A decisão do Governo surge duas semanas depois do Executivo Municipal do Porto ter aprovado, por unanimidade, uma recomendação que apelava ao Governo para apresentar, “com a máxima urgência”, valores atualizados que promovessem “a aplicação efetiva do princípio da Responsabilidade Alargada do Produtor (RAP) e um financiamento justo e transparente da gestão de embalagens”. 

Assim, depois do Governo tomar a decisão, a autarquia saudou a atualização dos valores de contrapartidas para a reciclagem, através de um comunicado.
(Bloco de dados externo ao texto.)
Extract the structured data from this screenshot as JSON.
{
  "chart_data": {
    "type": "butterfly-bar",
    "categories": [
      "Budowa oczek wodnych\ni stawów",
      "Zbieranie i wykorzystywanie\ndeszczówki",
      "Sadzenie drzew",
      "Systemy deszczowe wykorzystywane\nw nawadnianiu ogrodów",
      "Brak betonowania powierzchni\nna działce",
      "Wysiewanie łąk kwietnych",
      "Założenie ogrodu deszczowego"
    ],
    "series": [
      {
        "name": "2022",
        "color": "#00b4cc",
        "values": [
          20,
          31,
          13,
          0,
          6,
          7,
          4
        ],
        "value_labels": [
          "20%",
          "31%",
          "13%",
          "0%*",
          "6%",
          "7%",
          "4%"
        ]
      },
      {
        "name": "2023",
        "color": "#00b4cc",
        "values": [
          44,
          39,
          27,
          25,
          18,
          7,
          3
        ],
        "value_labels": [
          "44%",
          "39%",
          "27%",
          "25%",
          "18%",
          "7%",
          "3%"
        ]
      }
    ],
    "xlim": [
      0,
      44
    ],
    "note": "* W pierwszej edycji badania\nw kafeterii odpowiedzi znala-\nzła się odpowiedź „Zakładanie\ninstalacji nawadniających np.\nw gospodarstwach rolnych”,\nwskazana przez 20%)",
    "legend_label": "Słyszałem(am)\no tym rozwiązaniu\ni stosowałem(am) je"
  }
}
Na nota, a Câmara Municipal do Porto refere que “entre 2017 e 2024 o sistema LIPOR teve de suportar custos adicionais de cerca de 50 milhões de euros face à inação da tutela nesta área”. 

Filipe Araújo, vice-presidente da autarquia, escreve que a medida “vem, finalmente, repor justiça e equilíbrio num modelo que era desajustado e que representava encargos significativos para os municípios e munícipes. Esta é uma das matérias que, no setor dos resíduos, urgia resolver a bem da sustentabilidade dos sistemas, como o caso da LIPOR”, refere. 

 A Câmara do Porto espera que a medida produza efeitos a partir de 1 de janeiro de 2025, tal como indicado no despacho, e que a atualização deste modelo ajude a mitigar a pressão sobre os cidadãos, ao facilitar o cumprimento das metas de reciclagem.

Município de Braga exorta Governo a não alterar despacho

O presidente da Câmara Municipal de Braga, Ricardo Rio, expressou publicamente apreensão face às pressões públicas para a alteração do Despacho (n.º 12876-A/2024), que regula o cálculo das contrapartidas financeiras para os Sistemas de Gestão de Resíduos Urbanos (SGRU) em relação à recolha seletiva e triagem de resíduos de embalagem.

O despacho determina que os referidos custos devem ser determinados em cenário de eficiência e devem incluir os custos de investimento, de financiamento, de exploração e ainda os custos de estrutura associados às atividades referidas. 

Para a autarquia de Braga, a possibilidade de mudança do método de cálculo representa “sérios riscos para a sustentabilidade financeira do sistema de gestão de resíduos, prejudicando entidades como a BRAVAL e os municípios acionistas, tal como aconteceu ao longo dos últimos 29 anos, em que estes custos não foram devidamente ressarcidos”. 

Segundo o autarca, “a alteração de cálculo das contrapartidas poderá acarretar um impacto financeiro negativo significativo para a Braval, conduzindo a um défice estimado de meio milhão de euros anuais”. 

Este desequilíbrio histórico resultaria agora num aumento da tarifa de deposição de resíduos, que poderá subir num valor de até dez euros por tonelada de resíduos, sobrecarregando os munícipes da região.

Neste contexto, Ricardo Rio apela ao Governo para que mantenha os termos originais do despacho e defende que o modelo agora estabelecido reflete de forma justa o princípio da responsabilidade alargada do produtor, ao mesmo tempo que salvaguarda a sustentabilidade e a estabilidade financeira dos sistemas de gestão de resíduos urbanos.

A Câmara Municipal de Braga, na qualidade de detentora (por via da Agere) da maioria do capital da BRAVAL, espera que o Governo tome em consideração os efeitos de qualquer alteração no despacho e preserve as condições necessárias para manter a gestão de resíduos urbanos na região financeiramente sustentável, em prol de um serviço de qualidade para todos os habitantes.